In a column in the Russian newspaper Vedomosti on Friday, the economist Yevgeny S. Gontmakher described a number of painful steps that might allow Mr. Putin to manage an economic contraction: increasing taxes on the rich and the middle class; reducing spending on education, health and social services; decreasing unemployment payments and subsidies to struggling factories; and reallocating the budget to support constituencies crucial to social stability, like pensioners and state employees. All of them, he pointed out, would require tightening social controls.
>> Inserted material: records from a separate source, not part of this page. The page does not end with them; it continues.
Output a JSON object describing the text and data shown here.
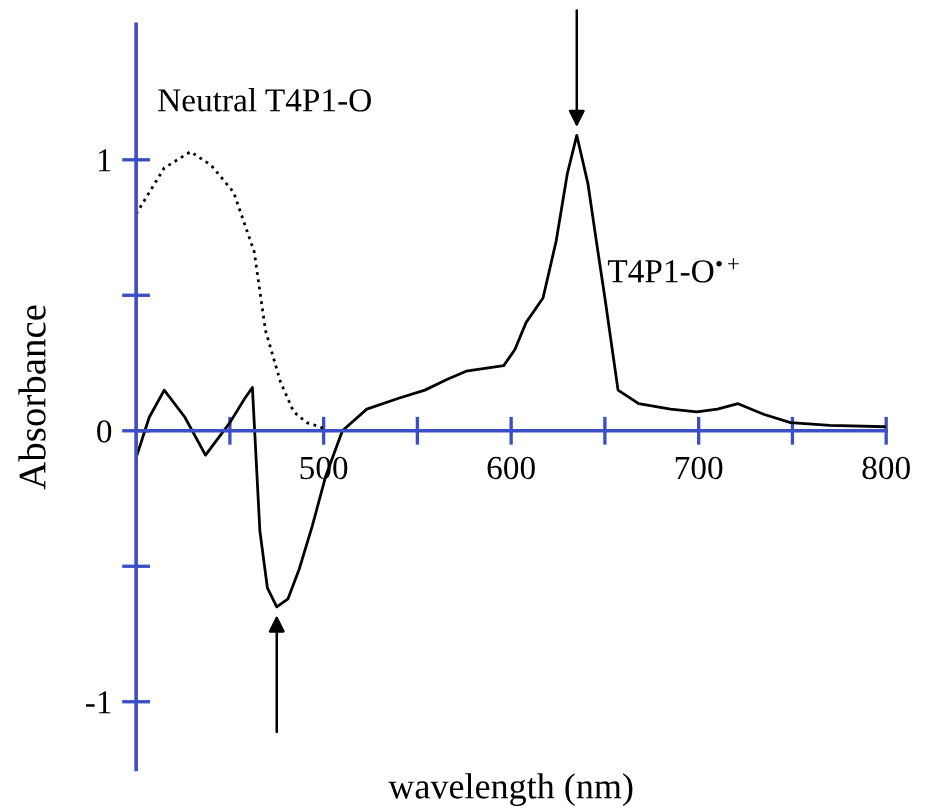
{
  "chart_data": {
    "type": "line",
    "xlabel": "wavelength (nm)",
    "ylabel": "Absorbance",
    "xlim": [
      400,
      800
    ],
    "ylim": [
      -1.25,
      1.5
    ],
    "xticks": [
      {
        "value": 450,
        "label": null
      },
      500,
      {
        "value": 550,
        "label": null
      },
      600,
      {
        "value": 650,
        "label": null
      },
      700,
      {
        "value": 750,
        "label": null
      },
      800
    ],
    "yticks": [
      -1,
      {
        "value": -0.5,
        "label": null
      },
      0,
      {
        "value": 0.5,
        "label": null
      },
      1
    ],
    "grid": false,
    "legend": false,
    "marker": "none",
    "series": [
      {
        "name": "Neutral T4P1-O",
        "color": "#000000",
        "line_style": "dotted",
        "x": [
          400,
          415,
          429,
          440,
          452,
          463,
          469,
          477,
          484,
          491,
          498,
          502
        ],
        "values": [
          0.8,
          0.97,
          1.03,
          0.98,
          0.88,
          0.66,
          0.37,
          0.18,
          0.07,
          0.03,
          0.015,
          0.0
        ]
      },
      {
        "name": "T4P1-O$^{•+}$",
        "color": "#000000",
        "line_style": "solid",
        "x": [
          400,
          407,
          415,
          426,
          437,
          450,
          458,
          462,
          466,
          470,
          475,
          481,
          487,
          494,
          501,
          510,
          523,
          540,
          554,
          566,
          576,
          586,
          596,
          602,
          608,
          617,
          624,
          630,
          635,
          638,
          641,
          645,
          650,
          657,
          668,
          685,
          699,
          710,
          721,
          735,
          749,
          770,
          799
        ],
        "values": [
          -0.1,
          0.05,
          0.15,
          0.05,
          -0.09,
          0.03,
          0.12,
          0.16,
          -0.37,
          -0.58,
          -0.65,
          -0.62,
          -0.51,
          -0.35,
          -0.17,
          0.0,
          0.08,
          0.12,
          0.15,
          0.19,
          0.22,
          0.23,
          0.24,
          0.3,
          0.4,
          0.49,
          0.7,
          0.95,
          1.09,
          1.0,
          0.91,
          0.72,
          0.49,
          0.15,
          0.1,
          0.08,
          0.07,
          0.08,
          0.1,
          0.06,
          0.03,
          0.02,
          0.015
        ]
      }
    ]
  }
}
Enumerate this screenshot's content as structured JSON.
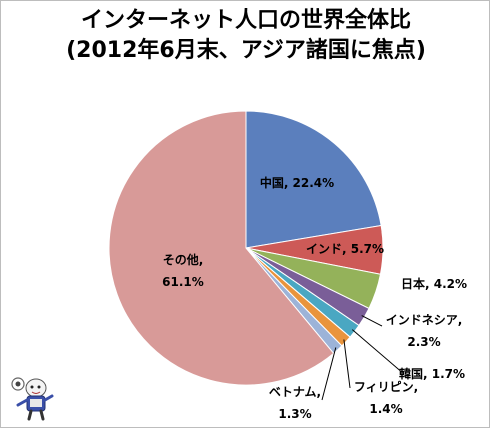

Mr. Dmitriyev, who has remained in touch with the economic officials who advise the Kremlin, said he believed Mr. Putin had a clear understanding of the potential for damage to the economy when he made the decision on Crimea.

“Economic risks are an important factor in the whole policy agenda, but of course this is not the only factor, and the Ukrainian events cannot be wound back,” Mr. Dmitriyev said. “This is a ratchet mechanism which unwinds in only one direction. This is one reason there is a lot of wishful thinking in the West.”